ASP.NET MVC: Problem setting the Authorize attribute Role from a variable, requires const

Question

I am having a problem setting the Authorize attribute Role value from a variable. The error message says it requires a const variable. When I create a const type variable it works fine but I am trying to load the value from the Web.Config file or anything else that will allow the end user to set this. I'm using integrated Windows authentication since this is an intranet only application.

Is there a way to check the users role from a controller? I will use this in an if statement to authenticate instead of an attribute.

[Authorize(Roles = Config.GMPUser)]
public ActionResult Index()
   {
      return View();
   }

Answer 1

You can use User.InRole( "RoleName" ) within a controller.

EDIT: The code below will not work since GetCustomAttributes() apparently returns a copy of each attribute instead of a reference to the actual attribute. Left as answer to provide context for other answers.

As far as setting it in the authorize attribute, the only idea that I have is to set it to the empty string in the attribute definition, then use reflection on the controller's type to get and modify the CustomAttribute property corresponding to the AuthorizeAttribute (i.e., the one whose type is AuthorizeAttribute) for each method you care about. You should be able to set the Roles property to your configuration item that way.

var attributes = typeof(MyController).GetMethod("Index")
                                     .GetCustomAttributes(typeof(AuthorizeAttribute),
                                                          false)
                 as AuthorizeAttribute;

attributes[0].Roles = Config.GMPUser;

I suppose that you would do this in your Global.asax file on application start so that it only needs to be done once.

Answer 2

Attributes are burned at compile time, so as indicated, you can only use them with constants. You also can't change attributes, since even if it seems to let you, it doesn't "stick" next time you fetch the value back out. tvanfosson's User.InRole( "RoleName" ) is probably the best option (he has my +1).

Just to illustrate the issue with updating attributes:

class FooAttribute : Attribute
{
    public string Bar { get; set; }
}
static class Program
{
    [Foo(Bar="abc")]
    public static void Main()
    {
        MethodInfo method = typeof(Program).GetMethod("Main");
        var attrib = (FooAttribute) Attribute.GetCustomAttribute(method, typeof(FooAttribute));
        Console.WriteLine("Original: " + attrib.Bar);
        attrib.Bar = "def";
        Console.WriteLine("Updated: " + attrib.Bar);
        attrib = (FooAttribute)Attribute.GetCustomAttribute(method, typeof(FooAttribute));
        Console.WriteLine("Look again: " + attrib.Bar);
    }
}

Prints:

Original: abc
Updated: def
Look again: abc

Answer 3

I have a class called StringResources that provides access to static string values. I ran into the same snag and solved the problem in the following manner. I inherited from the AuthorizeAttribute class and added a method override for the AuthorizeCore method. The functionality of the method had a call to IsInRole() and passes in the static string property. That did the trick. The only problem is having to create separate classes for each role (or for combinations of roles in whatever manner your business logic dictates).

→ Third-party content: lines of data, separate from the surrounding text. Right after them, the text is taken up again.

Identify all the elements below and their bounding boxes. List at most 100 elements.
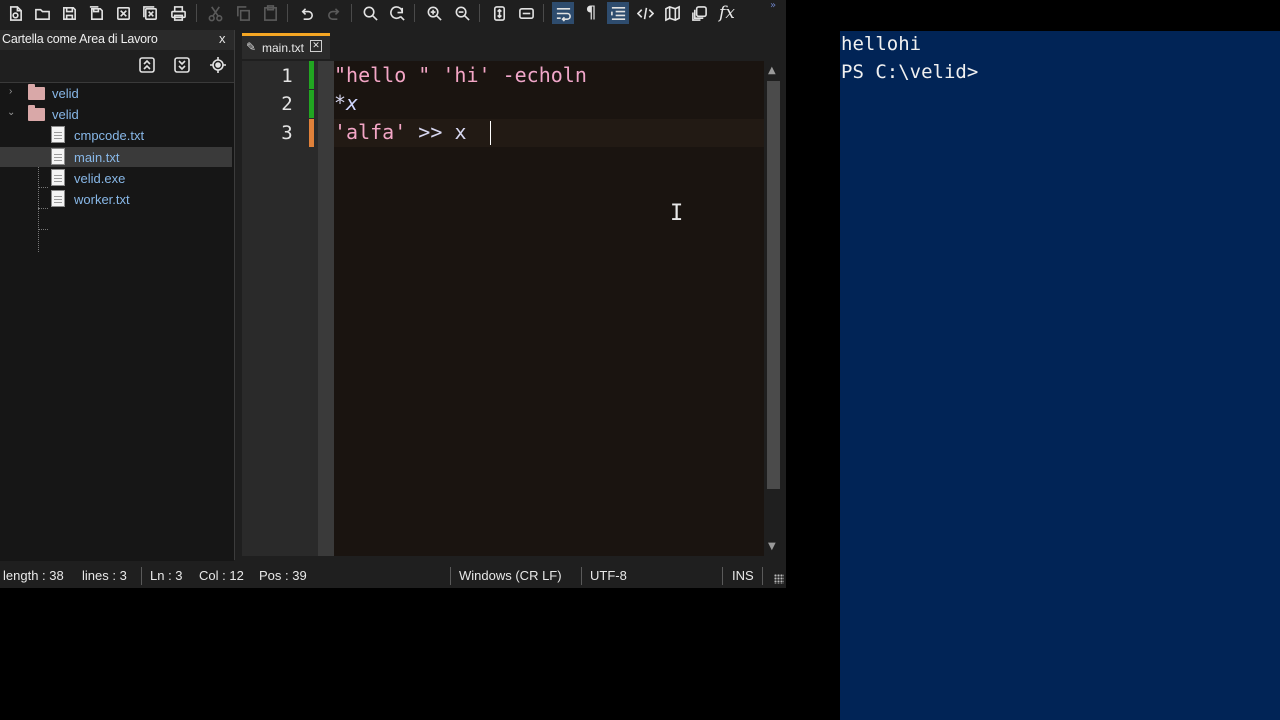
status-encoding[interactable]: UTF-8 <box>590 568 627 583</box>
tree-folder-velid-expanded[interactable]: ⌄ velid <box>0 104 232 124</box>
open-folder-icon[interactable] <box>31 2 53 24</box>
toolbar-separator <box>414 4 415 22</box>
cut-icon[interactable] <box>204 2 226 24</box>
code-icon[interactable] <box>634 2 656 24</box>
tree-item-label: velid <box>52 107 79 122</box>
change-marker <box>309 90 314 118</box>
status-column: Col : 12 <box>199 568 244 583</box>
chevron-down-icon[interactable]: ⌄ <box>7 107 15 118</box>
locate-file-icon[interactable] <box>207 54 229 76</box>
tab-close-button[interactable]: ✕ <box>310 40 322 52</box>
file-icon <box>51 126 65 143</box>
collapse-all-icon[interactable] <box>136 54 158 76</box>
code-line: "hello " 'hi' -echoln <box>334 63 587 87</box>
map-icon[interactable] <box>661 2 683 24</box>
powershell-console[interactable]: hellohi PS C:\velid> <box>840 31 1280 720</box>
scroll-up-icon[interactable]: ▲ <box>768 65 776 76</box>
close-all-icon[interactable] <box>139 2 161 24</box>
close-icon[interactable] <box>112 2 134 24</box>
toolbar-separator <box>543 4 544 22</box>
undo-icon[interactable] <box>295 2 317 24</box>
status-lines: lines : 3 <box>82 568 127 583</box>
resize-grip-icon[interactable] <box>774 574 784 584</box>
line-number: 2 <box>281 93 293 115</box>
folder-workspace-panel: Cartella come Area di Lavoro x › velid ⌄… <box>0 30 235 561</box>
console-prompt-line: PS C:\velid> <box>841 61 979 83</box>
status-line: Ln : 3 <box>150 568 183 583</box>
tree-item-label: worker.txt <box>74 192 130 207</box>
change-marker <box>309 61 314 89</box>
editor-window: ¶ fx » Cartella come Area di Lavoro x › … <box>0 0 786 588</box>
panel-title: Cartella come Area di Lavoro <box>2 32 158 46</box>
tree-file-cmpcode[interactable]: cmpcode.txt <box>0 125 232 145</box>
scrollbar-thumb[interactable] <box>767 81 780 489</box>
code-token: x <box>454 120 467 144</box>
tree-item-label: velid <box>52 86 79 101</box>
line-number: 3 <box>281 122 293 144</box>
tree-file-velid-exe[interactable]: velid.exe <box>0 168 232 188</box>
code-token: 'hi' <box>442 63 491 87</box>
status-bar: length : 38 lines : 3 Ln : 3 Col : 12 Po… <box>0 564 786 588</box>
toolbar-overflow-icon[interactable]: » <box>770 0 776 11</box>
paste-icon[interactable] <box>259 2 281 24</box>
find-icon[interactable] <box>359 2 381 24</box>
code-token: -echoln <box>502 63 587 87</box>
tree-file-main[interactable]: main.txt <box>0 147 232 167</box>
toolbar-separator <box>196 4 197 22</box>
zoom-in-icon[interactable] <box>423 2 445 24</box>
file-icon <box>51 169 65 186</box>
function-icon[interactable]: fx <box>716 2 738 24</box>
console-output-line: hellohi <box>841 33 922 55</box>
copy-icon[interactable] <box>232 2 254 24</box>
show-symbols-icon[interactable]: ¶ <box>580 2 602 24</box>
save-icon[interactable] <box>58 2 80 24</box>
replace-icon[interactable] <box>386 2 408 24</box>
tree-item-label: velid.exe <box>74 171 126 186</box>
indent-guide-icon[interactable] <box>607 2 629 24</box>
tree-item-label: main.txt <box>74 150 120 165</box>
code-editor[interactable]: "hello " 'hi' -echoln *x 'alfa' >> x <box>334 61 764 556</box>
zoom-out-icon[interactable] <box>451 2 473 24</box>
redo-icon[interactable] <box>323 2 345 24</box>
expand-all-icon[interactable] <box>171 54 193 76</box>
new-file-icon[interactable] <box>4 2 26 24</box>
macro-icon[interactable] <box>688 2 710 24</box>
status-eol[interactable]: Windows (CR LF) <box>459 568 562 583</box>
folder-open-icon <box>28 105 45 121</box>
tree-folder-velid[interactable]: › velid <box>0 83 232 103</box>
wrap-text-icon[interactable] <box>552 2 574 24</box>
status-position: Pos : 39 <box>259 568 307 583</box>
toolbar-separator <box>479 4 480 22</box>
word-wrap-icon[interactable] <box>515 2 537 24</box>
scroll-down-icon[interactable]: ▼ <box>768 541 776 552</box>
tab-label: main.txt <box>262 41 305 55</box>
code-line: 'alfa' >> x <box>334 120 466 144</box>
code-token: x <box>346 91 359 115</box>
tab-main-txt[interactable]: ✎ main.txt ✕ <box>242 33 330 59</box>
toolbar-separator <box>351 4 352 22</box>
line-number: 1 <box>281 65 293 87</box>
save-all-icon[interactable] <box>85 2 107 24</box>
file-tree: › velid ⌄ velid cmpcode.txt main.txt vel… <box>0 82 234 561</box>
pencil-icon: ✎ <box>246 40 257 54</box>
status-insert-mode[interactable]: INS <box>732 568 754 583</box>
code-line: *x <box>334 91 358 115</box>
sync-scroll-icon[interactable] <box>488 2 510 24</box>
change-marker <box>309 119 314 147</box>
file-icon <box>51 148 65 165</box>
tree-item-label: cmpcode.txt <box>74 128 145 143</box>
chevron-right-icon[interactable]: › <box>9 86 12 97</box>
ibeam-cursor-icon: I <box>670 201 684 226</box>
print-icon[interactable] <box>167 2 189 24</box>
tree-file-worker[interactable]: worker.txt <box>0 189 232 209</box>
fold-margin <box>318 61 334 556</box>
text-caret <box>490 121 491 145</box>
panel-header: Cartella come Area di Lavoro x <box>0 30 234 50</box>
vertical-scrollbar[interactable]: ▲ ▼ <box>764 61 782 556</box>
code-token: "hello " <box>334 63 431 87</box>
panel-close-button[interactable]: x <box>219 31 226 46</box>
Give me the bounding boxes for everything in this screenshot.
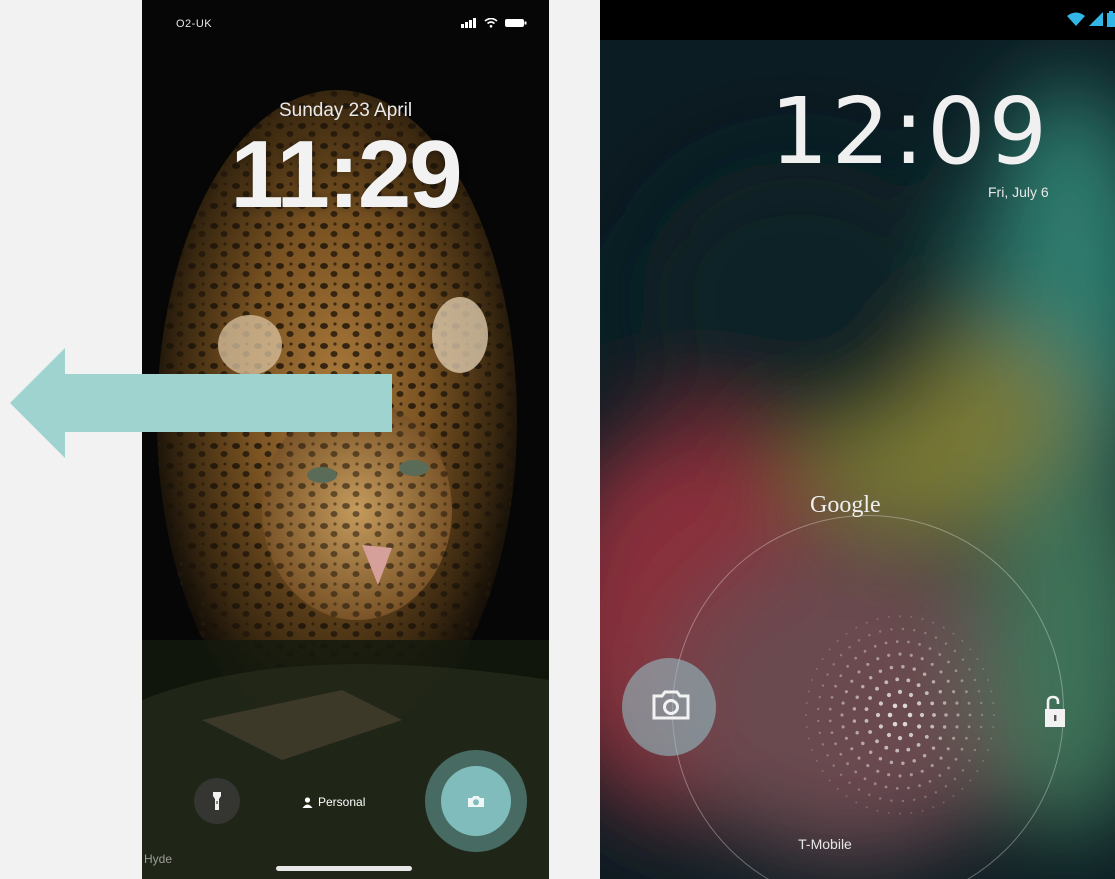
flashlight-icon — [213, 792, 221, 810]
focus-mode-label: Personal — [318, 795, 366, 809]
wifi-icon — [484, 18, 498, 28]
status-bar — [600, 0, 1115, 40]
ios-status-icons — [461, 18, 527, 28]
home-indicator[interactable] — [276, 866, 412, 871]
swipe-left-arrow — [10, 348, 392, 458]
android-lockscreen: 12:09 Fri, July 6 Google T-Mobile — [600, 0, 1115, 879]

public class SystemAdministratorAuthorizationRequiredAttribute
     : AuthorizeAttribute
    {
     protected override bool AuthorizeCore(System.Security.Principal.IPrincipal user)
     {
      return
       user.IsInRole(
       StringResources.AdministrationViewsStrings.SystemAdministratorRoleName
       );
     }
    }

Answer 4

Create a custom attribute like so: (slightly modified version provided by david hayden's blog http://davidhayden.com)

public class MyCustomAuthorizeAttribute : AuthorizeAttribute
{
    public IAuthorizationService _authorizationService = new MyAuthorizationService();

    protected override bool AuthorizeCore(HttpContextBase httpContext)
    {
       return _authorizationService.Authorize(httpContext);
    }
}

and apply like so:

[MyCustomAuthorize]
public ActionResult Create()
{
    return View();
}

now you can put all your custom authorization logic inside your own MyAuthorizationService class. Note: in davids solution you can set the internal MyAuthorizationService with the provided accessor. Not sure if you will be able pass in a new MyAuthorizationService() to it. Haven't tried that.